Pour répondre aux besoins en matière d’indépendance technologique pour les données sensibles, le Français Cleyrop propose un « DataHub », une plateforme de bout en bout de gestion des données. L’éditeur mise aussi sur la « simplification » pour s’imposer face aux géants mondiaux.

« Premier DataHub européen ». C’est ainsi que se présente l’éditeur 100 % hexagonal Cleyrop. Afin d’offrir une plateforme de traitement des données bout en bout, la jeune entreprise a toutefois profondément remanié son projet d’origine. Initialement, le DataHub devait unifier les solutions de différents acteurs spécialisés du marché.

De ces alliances, n’en reste qu’une avec Toucan Toco, fournisseur sur la data visualisation. Cependant, l’ambition, elle, demeure : « proposer une solution clé en main permettant, avec simplicité, de couvrir toute la chaîne de traitement de la donnée », explique Lauren Sayag, la cofondatrice de Cleyrop (et auparavant de Kynapse avec Stéphane Messika, également de l’aventure Cleyrop).
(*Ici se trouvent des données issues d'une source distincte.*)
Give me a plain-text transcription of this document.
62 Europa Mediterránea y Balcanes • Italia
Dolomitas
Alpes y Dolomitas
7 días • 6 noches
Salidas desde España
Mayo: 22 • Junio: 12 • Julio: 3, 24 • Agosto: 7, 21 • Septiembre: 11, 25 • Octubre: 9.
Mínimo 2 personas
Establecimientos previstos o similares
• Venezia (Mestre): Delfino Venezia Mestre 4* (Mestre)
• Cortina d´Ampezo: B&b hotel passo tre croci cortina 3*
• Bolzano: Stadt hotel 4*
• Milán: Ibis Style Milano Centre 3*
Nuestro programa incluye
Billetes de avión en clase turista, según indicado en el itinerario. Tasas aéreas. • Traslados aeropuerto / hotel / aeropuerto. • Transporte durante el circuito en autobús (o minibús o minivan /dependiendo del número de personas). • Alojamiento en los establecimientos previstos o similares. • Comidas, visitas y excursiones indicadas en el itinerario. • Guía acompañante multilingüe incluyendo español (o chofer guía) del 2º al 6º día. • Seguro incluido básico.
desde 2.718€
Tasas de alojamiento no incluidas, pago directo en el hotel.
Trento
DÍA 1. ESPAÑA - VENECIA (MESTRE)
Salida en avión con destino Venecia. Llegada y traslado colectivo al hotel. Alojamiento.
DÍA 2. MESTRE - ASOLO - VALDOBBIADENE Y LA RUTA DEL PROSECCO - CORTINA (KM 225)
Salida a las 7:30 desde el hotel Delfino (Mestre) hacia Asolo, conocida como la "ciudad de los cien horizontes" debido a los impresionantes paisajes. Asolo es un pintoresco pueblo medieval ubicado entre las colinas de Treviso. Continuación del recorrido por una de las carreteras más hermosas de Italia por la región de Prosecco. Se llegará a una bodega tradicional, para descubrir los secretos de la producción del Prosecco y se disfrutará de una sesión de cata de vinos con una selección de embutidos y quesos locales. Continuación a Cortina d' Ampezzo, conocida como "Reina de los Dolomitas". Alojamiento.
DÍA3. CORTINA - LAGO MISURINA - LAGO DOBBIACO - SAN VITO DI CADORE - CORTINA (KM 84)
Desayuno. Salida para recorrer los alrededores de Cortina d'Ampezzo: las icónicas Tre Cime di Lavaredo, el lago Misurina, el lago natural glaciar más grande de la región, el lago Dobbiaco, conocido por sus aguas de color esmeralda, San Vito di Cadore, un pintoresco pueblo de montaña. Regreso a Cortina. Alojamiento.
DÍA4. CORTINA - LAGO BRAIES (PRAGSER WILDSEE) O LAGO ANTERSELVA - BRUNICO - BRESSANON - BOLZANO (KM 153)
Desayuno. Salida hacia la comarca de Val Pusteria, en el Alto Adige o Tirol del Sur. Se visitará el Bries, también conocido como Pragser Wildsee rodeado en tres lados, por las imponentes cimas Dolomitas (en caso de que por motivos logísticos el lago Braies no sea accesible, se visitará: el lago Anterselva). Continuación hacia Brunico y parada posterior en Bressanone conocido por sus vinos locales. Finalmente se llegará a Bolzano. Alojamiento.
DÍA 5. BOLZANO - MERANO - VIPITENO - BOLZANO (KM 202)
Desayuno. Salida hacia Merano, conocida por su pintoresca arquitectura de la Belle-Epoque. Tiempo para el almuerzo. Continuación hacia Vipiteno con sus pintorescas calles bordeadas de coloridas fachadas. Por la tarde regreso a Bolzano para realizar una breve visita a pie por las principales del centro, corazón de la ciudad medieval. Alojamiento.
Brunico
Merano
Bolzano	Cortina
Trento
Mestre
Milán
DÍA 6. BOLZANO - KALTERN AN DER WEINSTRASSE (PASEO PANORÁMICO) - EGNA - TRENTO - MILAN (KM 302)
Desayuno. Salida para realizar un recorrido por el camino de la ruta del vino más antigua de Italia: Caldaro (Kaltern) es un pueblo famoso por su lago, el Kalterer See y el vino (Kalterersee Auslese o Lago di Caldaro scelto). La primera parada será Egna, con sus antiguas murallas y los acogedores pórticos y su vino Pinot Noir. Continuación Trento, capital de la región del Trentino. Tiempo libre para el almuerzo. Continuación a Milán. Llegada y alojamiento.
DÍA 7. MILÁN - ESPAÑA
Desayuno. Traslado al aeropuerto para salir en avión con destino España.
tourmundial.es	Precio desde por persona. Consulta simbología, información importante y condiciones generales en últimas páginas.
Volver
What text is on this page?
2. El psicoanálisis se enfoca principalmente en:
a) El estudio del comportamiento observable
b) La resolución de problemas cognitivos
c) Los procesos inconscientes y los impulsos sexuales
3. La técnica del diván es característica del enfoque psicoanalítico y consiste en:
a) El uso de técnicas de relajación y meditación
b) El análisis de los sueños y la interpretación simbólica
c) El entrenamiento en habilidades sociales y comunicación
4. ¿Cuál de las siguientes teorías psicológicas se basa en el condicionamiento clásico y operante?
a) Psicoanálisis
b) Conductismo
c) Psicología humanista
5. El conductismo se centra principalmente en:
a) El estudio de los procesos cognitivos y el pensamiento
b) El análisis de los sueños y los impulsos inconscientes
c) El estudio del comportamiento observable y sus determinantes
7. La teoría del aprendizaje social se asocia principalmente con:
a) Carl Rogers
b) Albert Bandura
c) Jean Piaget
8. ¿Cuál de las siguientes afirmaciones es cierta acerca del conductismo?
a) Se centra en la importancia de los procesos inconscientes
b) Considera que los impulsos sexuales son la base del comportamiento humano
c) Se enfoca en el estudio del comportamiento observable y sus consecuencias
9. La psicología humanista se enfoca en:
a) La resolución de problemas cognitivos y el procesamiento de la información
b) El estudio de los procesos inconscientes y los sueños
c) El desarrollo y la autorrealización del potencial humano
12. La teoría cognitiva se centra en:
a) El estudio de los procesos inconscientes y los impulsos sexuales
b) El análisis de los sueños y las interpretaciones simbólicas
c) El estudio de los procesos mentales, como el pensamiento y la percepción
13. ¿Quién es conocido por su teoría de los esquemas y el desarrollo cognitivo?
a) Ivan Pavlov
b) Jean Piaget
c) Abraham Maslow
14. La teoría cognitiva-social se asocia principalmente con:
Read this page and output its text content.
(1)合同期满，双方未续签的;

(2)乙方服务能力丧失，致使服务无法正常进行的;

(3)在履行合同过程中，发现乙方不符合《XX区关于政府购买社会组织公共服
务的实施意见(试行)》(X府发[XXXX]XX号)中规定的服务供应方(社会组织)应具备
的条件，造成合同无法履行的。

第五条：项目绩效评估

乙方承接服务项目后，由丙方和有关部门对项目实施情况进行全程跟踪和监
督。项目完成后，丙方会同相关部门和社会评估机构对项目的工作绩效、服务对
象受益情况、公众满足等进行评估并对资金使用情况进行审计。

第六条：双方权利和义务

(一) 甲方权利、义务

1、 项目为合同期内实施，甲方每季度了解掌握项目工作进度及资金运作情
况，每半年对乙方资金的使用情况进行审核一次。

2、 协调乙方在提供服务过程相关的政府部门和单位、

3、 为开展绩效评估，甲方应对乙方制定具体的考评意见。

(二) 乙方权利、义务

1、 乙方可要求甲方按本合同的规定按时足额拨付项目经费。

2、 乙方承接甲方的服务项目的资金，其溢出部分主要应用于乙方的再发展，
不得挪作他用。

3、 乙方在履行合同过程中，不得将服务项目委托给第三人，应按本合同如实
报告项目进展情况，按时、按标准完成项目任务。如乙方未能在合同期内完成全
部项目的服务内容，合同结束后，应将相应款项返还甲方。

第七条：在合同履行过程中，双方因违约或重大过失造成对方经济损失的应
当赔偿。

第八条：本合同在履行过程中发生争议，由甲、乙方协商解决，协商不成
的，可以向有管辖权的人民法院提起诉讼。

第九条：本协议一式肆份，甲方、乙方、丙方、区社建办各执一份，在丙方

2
Expérience utilisateur, indépendance et cloud de confiance

« Nous prenons en charge toute la partie évolution technologique, le choix de l’ensemble des briques, évitant ainsi de devoir contractualiser avec de multiples partenaires pour construire un parcours cohérent. Nous apportons aussi une UX agréable pour toutes les typologies d’utilisateurs dans l’entreprise », poursuit la dirigeante.

Photo de Lauren Sayag
Lauren Sayag, co-fondatrice de Cleyrop

Cleyrop fait surtout « le choix de se déployer uniquement sur des infrastructures françaises et européennes. » Outre un fonctionnement on-premise, Cleyrop est en effet compatible avec les environnements cloud d’Outscale (Dassault Systèmes) et OVHcloud.

La startup (une cinquantaine de collaborateurs) justifie cette stratégie de prise en charge des briques technologies par les difficultés que rencontreraient encore et toujours les entreprises dans la valorisation de leurs données et le passage à l’échelle de leurs projets, et ce malgré « la richesse technologique des offres actuelles ».

« L’objectif d’ici deux ans est d’être un des champions du numérique qui font l’indépendance technologique de l’Europe. »
Lauren SayagCleyrop

Par ailleurs, les organisations publiques et privées – manipulant des données sensibles – peineraient à trouver des partenaires européens avec qui travailler, et qui « présentent les mêmes niveaux de sécurité et de fonctionnalités que l’offre américaine ». L’ambition de Cleyrop est donc de répondre à cette lacune.

L’éditeur débute en se concentrant avant tout sur le secteur public (60 %) et la clientèle française (100 %). Mais ce n’est qu’une première étape. Grâce à sa levée de fonds (10 millions €), Cleyrop prévoit de se développer en Europe dès 2024 et vise 50 % de ses clients hors de France d’ici 2025.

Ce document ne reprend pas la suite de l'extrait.